The flat, desolate landscape went on and on. How on earth could anybody live in such a remote and backward spot? Jenny wondered. She saw the sign pointing east – ALDERTHORPE 1/2 MILE – and set off down the narrow unpaved track hoping to hell there was no one coming the other way. Still, the landscape was so open – hardly a tree in sight – that she could easily see someone coming from a long way away.

The half-mile seemed to go on forever, as short distances often do on country roads. Then she saw a huddle of houses ahead, and she could smell the sea through her open window, though she couldn’t see it yet. When she found herself turning left on to a paved street with bungalows on one side and rows of redbrick terrace houses on the other, she realized this must be Alderthorpe. She saw a small post office-cum-general store with a rack of newspapers fluttering in the breeze, a greengrocer’s and a butcher’s, a squat gospel hall and a mean-looking pub called the Lord Nelson, and that was it.

Jenny pulled up behind a blue Citroën outside the post office and when she got out of the car she thought she could see curtains twitching over the road, feel curious eyes on her back as she opened the post-office door. No one comes here, she imagined the people thinking. What could she possibly want? Jenny felt as if she had walked into one of those lost-village stories, the place that time forgot, and she had the illogical sense that by walking into it she was lost too, and all memory of her in the real world was gone. Silly fool, she told herself, but she shivered, and it wasn’t cold.

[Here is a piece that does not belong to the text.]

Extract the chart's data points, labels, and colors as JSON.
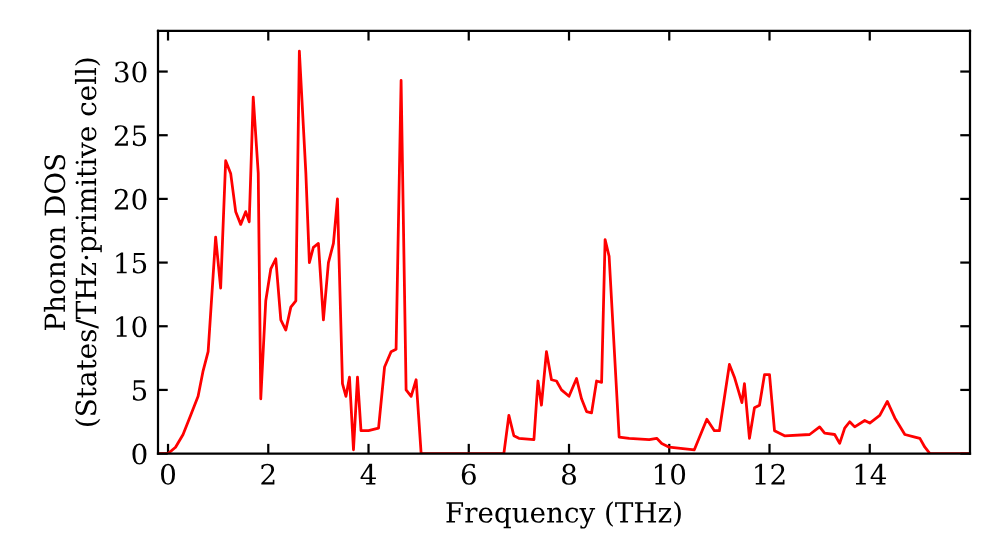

The bell pinged above her head, and she found herself in the kind of shop that she guessed had ceased to exist even before she was born, where jars of barley sugar rubbed shoulders with shoelaces and patent medicines on high shelves, and birthday cards stood on a rack next to the half-inch nails and tins of evaporated milk. It smelled both musty and fruity – pear drops, Jenny thought – and the light that filtered in from the street was dim and cast strips of shadow on the sales counter. There was a small post-office wicket, and the woman standing there in a threadbare brown coat turned and stared at Jenny when she entered. The postmistress herself peered around her customer and adjusted her glasses. They had clearly been having a good natter and were none too thrilled at being interrupted.

“Can I help you?” the postmistress asked.

“I wondered if you could tell me where the old Murray and Godwin houses are,” Jenny asked.

“Why would you be wanting to know that?”

“It’s to do with a job I’m doing.”

“Newspaper reporter, are you?”

“As a matter of fact, no. I’m a forensic psychologist.”

This stopped the woman in her tracks. “It’s Spurn Lane you want. Just over the street and down the lane to the sea. Last two semis. You can’t miss them. Nobody’s lived there for years.”